Never in history, Jones marvels in Self-Help from the Middle Ages, has so much energy and talent gone into studying how the mind works as in the medieval centuries. Although today we think of the Seven Deadly Sins as a catalog of forbidden behavior, in the Middle Ages, at the height of their currency, they were a path to self-knowledge and self-forgiveness. Together, pride, envy, anger, sloth, greed, gluttony and lust were a psychological map that laid out seven basic patterns of thought, showing how our thinking can go astray and how we can find our way home.

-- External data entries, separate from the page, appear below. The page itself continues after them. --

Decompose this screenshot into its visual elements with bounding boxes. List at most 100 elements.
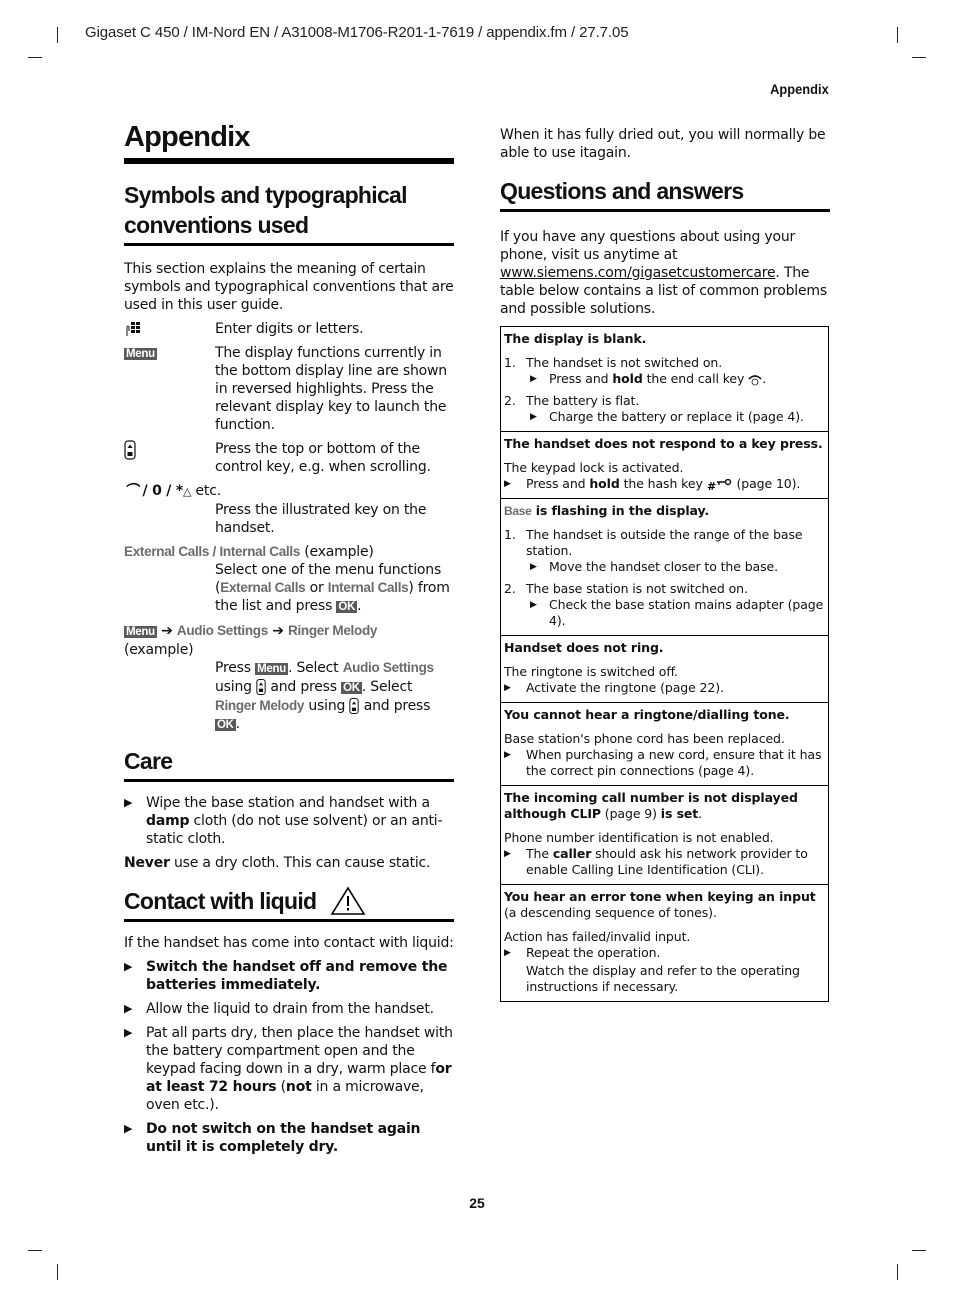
text: use a dry cloth. This can cause static. <box>169 855 431 871</box>
menu-term: External Calls <box>124 544 210 559</box>
bullet-triangle-icon: ▶ <box>504 849 511 859</box>
qa-cause: Phone number identification is not enabl… <box>504 830 774 845</box>
text: not <box>285 1079 312 1095</box>
symbol-row: ⌒ / 0 / *△ etc. Press the illustrated ke… <box>124 482 454 537</box>
text: cloth (do not use solvent) or an anti-st… <box>146 813 443 847</box>
qa-intro: If you have any questions about using yo… <box>500 228 830 318</box>
talk-key-icon: ⌒ <box>124 483 138 499</box>
control-key-icon <box>256 679 266 695</box>
example-menu-path: Menu ➔ Audio Settings ➔ Ringer Melody (e… <box>124 622 454 734</box>
qa-answer: Watch the display and refer to the opera… <box>526 963 800 994</box>
keypad-icon <box>126 322 140 336</box>
text: Switch the handset off and remove the ba… <box>146 959 448 993</box>
section-heading-care: Care <box>124 746 454 782</box>
section-heading-liquid: Contact with liquid <box>124 886 454 922</box>
crop-mark <box>57 1264 58 1280</box>
qa-answer: When purchasing a new cord, ensure that … <box>526 747 822 778</box>
liquid-bullet: ▶ Switch the handset off and remove the b… <box>124 958 454 994</box>
qa-row: The handset does not respond to a key pr… <box>501 431 828 498</box>
qa-question: You hear an error tone when keying an in… <box>504 889 816 904</box>
page-number: 25 <box>469 1195 485 1211</box>
qa-cause: The handset is outside the range of the … <box>526 527 803 558</box>
menu-term: Internal Calls <box>327 580 409 595</box>
qa-cause: The keypad lock is activated. <box>504 460 684 475</box>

In Self-Help from the Middle Ages, Jones explores each sin, searching the hellscapes of Hieronymous Bosch and Giotto, the intimate confessions of Dante and Margery Kempe, and the personal struggles of Francis of Assisi and Catherine of Siena. Along the way he discovers a treasure trove of lost truths about temptation, frustration, addiction, compulsion, burnout, rage, fear, anxiety, and grief that still pulse with life. With beautiful illustrations drawn from medieval art and literature, his book is a gift to all who love history and anyone who has ever sought wisdom from the past.
PUBLISHERS WEEKLY
Historian Jones debuts with an illuminating and eclectic survey of how medieval thinkers grappled with perennial psychological challenges through the framework of the seven deadly sins. Drawn to the topic when his own "burnout, disillusionment, and... melancholy" made him wonder how someone from 700 years ago would have weathered a similar crisis, Jones delved into art and literature of the High and Later Middle Ages—from 1100 to 1500 CE—a period he suggests was uniquely preoccupied with "understanding the human mind." Thirteenth-century Parisian theologian Jean de la Rochelle thought each of the sins was "a form of distorted love" that tips over into disorder when "we feel it too strongly," and in the 14th century Petrarch framed envy as an emotion with positive characteristics—curiosity, obsessiveness—that might be harnessed "to achieve something... useful." Catalonian doctor Arnaud de Vilanova (1240–1311) experimented with a series of ineffective drugs for treating anger, including one potion made of ox tongue and wine purported to cure rage overnight by balancing the body's four humours, while working to fortify his heart with "love and compassion" to prevent anger from taking root. Throughout, the author interweaves colorful details of medieval therapies with a compassionate commentary on how the "most intimate struggles of our lives" are part of a quest to understand the human condition that's existed for nearly as long as humanity itself. This captivates.